I have the SD B and fairly new to reloading. I started out on the Dillon SD B and would have problems with the "Squibs" the bullets not leaving the barrel once fired. I would get appox 3 % of these dud rounds in each batch of 45 ACP's that I made.  I sent the press back to Dillons for a complete re-conditioning and tried again with the same results of a few squibs per 100 rounds.

 

The outside of these casings would have a common black burned residue on them.  I cant figure out if the problem is little or no powder in the round or if the crimp is to weak and allows the power to burn back behind the casing or if I have defective brass, bullet, crimp die, or operator.

What can I do to reduce the amount of bad/squibs rounds that I am making?

Any ideas would be helpful.

Thanks

 

 The thing about Squibs is that you have to take a perfectly good hammer to a perfectly good weapon. Something is just wrong with that.

 

Sounds to me your failsafe rod is not adjusted correctly.  I recommend slowing down and watch that the failsafe rod completely pulls Slotted Bellcrank & Cube completely down on each upstroke.  Then on the down stroke pause at the bottom and verify the powder bar has moved completely over.  I expect you will see where the problem is by checking each of these place on a cycle of the handle.

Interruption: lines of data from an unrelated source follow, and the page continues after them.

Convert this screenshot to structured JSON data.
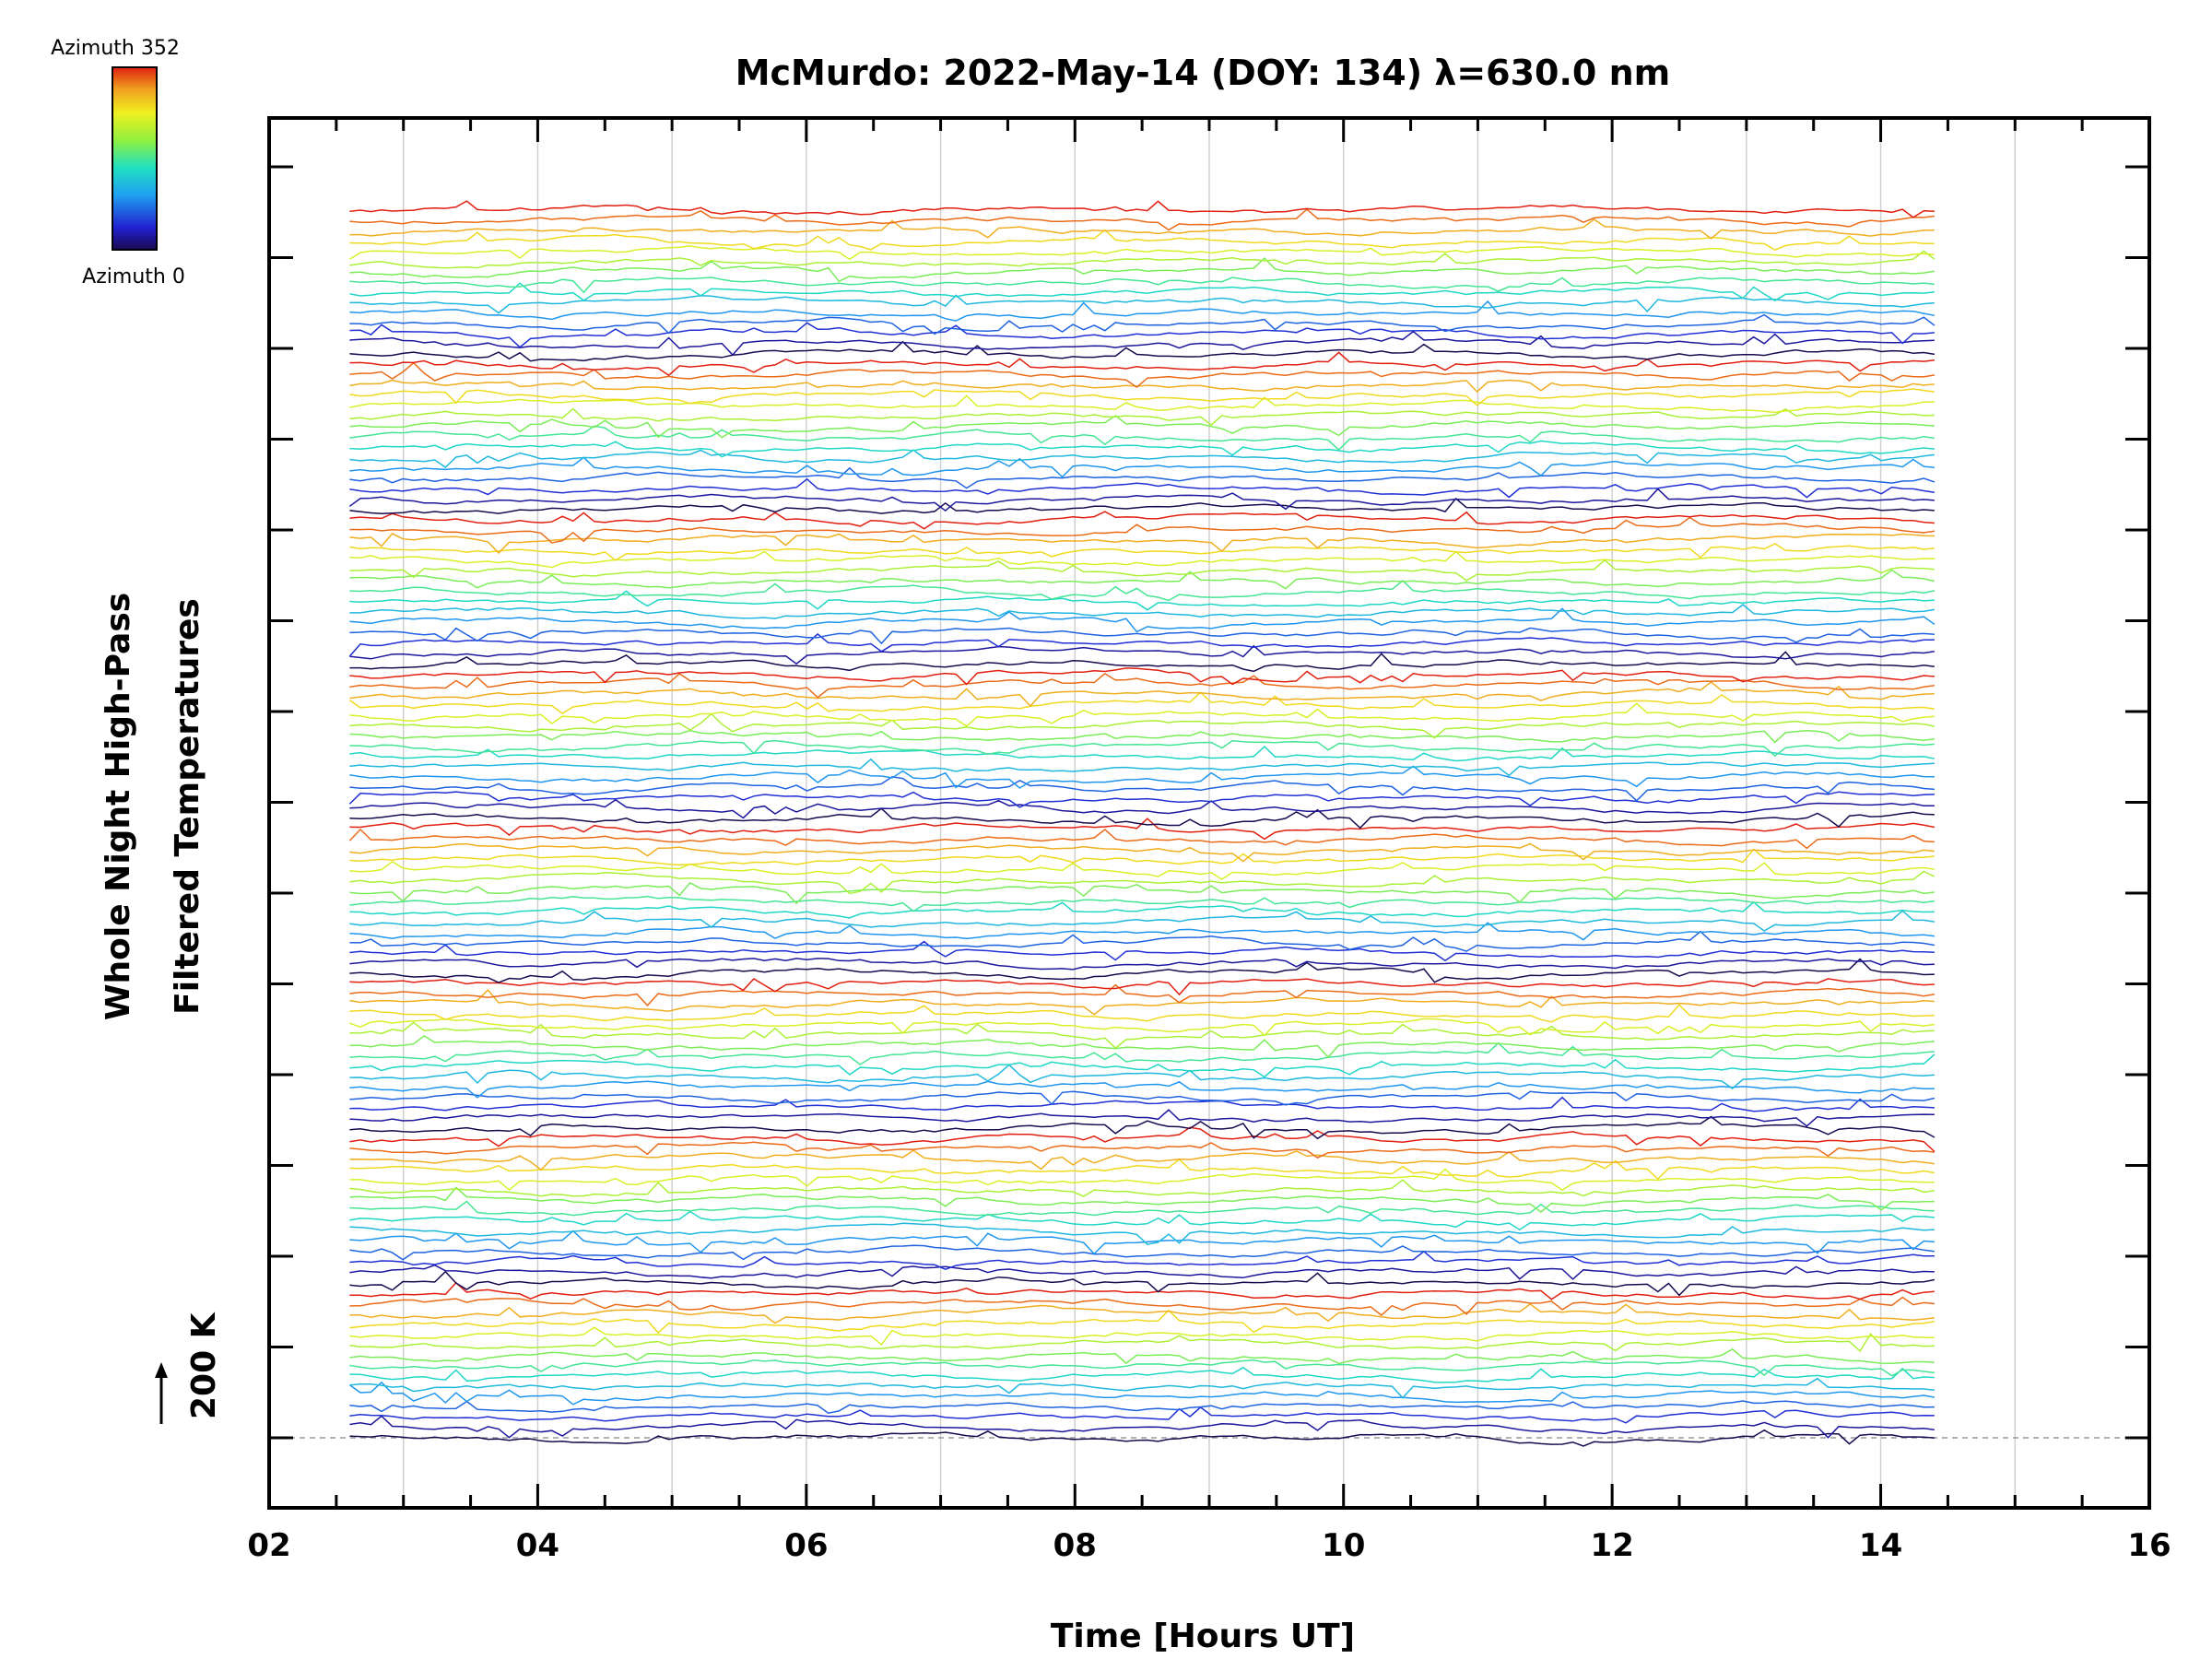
{
  "chart_data": {
    "type": "line",
    "title": "McMurdo: 2022-May-14 (DOY: 134) λ=630.0 nm",
    "xlabel": "Time [Hours UT]",
    "ylabel_line1": "Whole Night High-Pass",
    "ylabel_line2": "Filtered Temperatures",
    "xlim": [
      2,
      16
    ],
    "x_tick_labels": [
      "02",
      "04",
      "06",
      "08",
      "10",
      "12",
      "14",
      "16"
    ],
    "x_tick_values": [
      2,
      4,
      6,
      8,
      10,
      12,
      14,
      16
    ],
    "scale_label": "200 K",
    "colorbar": {
      "label_top": "Azimuth 352",
      "label_bottom": "Azimuth 0",
      "min": 0,
      "max": 352,
      "colormap": "rainbow"
    },
    "data_time_range": [
      2.6,
      14.4
    ],
    "series_groups": 8,
    "series_per_group": 15,
    "grid": true,
    "baseline_dashed": true
  },
  "colors": {
    "frame": "#000000",
    "grid": "#d0d0d0",
    "baseline": "#9a9a9a"
  }
}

What powder is being used and which powder bar?

Boy, with the failsafe rod in place and adjusted I have never had a squib.  I used to have them.  I bought one of the first Square Deal B reloaders, like in the late 1980's.  It didn't have a fail safe rod on it.  I got in the habit of removing the index pib (the brasspin) near the shell plate, station 3, and every cycle I would remove the casing and look into the case to see the powder.  Then re-index it and place bullet and go.  Sounds like work but I am extremely effecient at it.  Since the failsafe bar I don't know if I have seen a case without powder, except when an old case split down the side and wouldn't push up the powder bar.  I still look at each one out of habit, and especially since I bought a Henry's .357 rifle.  I really don't want a bullet half way down a rifle length barrel. 

+1 on the failsafe rod adjustment. Push forward on the handle as if seating a primer, and hold it there. Now, while maintaining forward pressure on the handle, tighten the blue wing nut until the coil spring above it is partially compressed.

 Another adjustment to check is the case mouth expansion. To insure that the powder bar fully travels all the way over, make sure case mouths are flared at leaast .010'' larger than a sized, unflared case. This makes sure the powder bar fully travels before the handle bottoms out.

Make sure you start with the hopper at least 2/3- 3/4 full, throw 10-15 charges and dump them back to settle powder under the baffle before you begin weighing powder charges.

Keep an eye on the powder bar. Visually confirm that it is completely travelling in both directions.

Is the powder bar supposed to travel until it is flush with powder die  body?

My powder bar moves to within 3/8" of the powder dies body.

is this how it is supposed to operate?

 With a case under the powder measure and the handle pulled down, the powder bar should travel completely to the far side, so it is flush with the front of the powder measure housing. It yours does travel that far, then you need to turn the powder die down more. I suggest turning it down in 1/2 turn increments until the powder bar fully travels, and the case mouth is truly flared.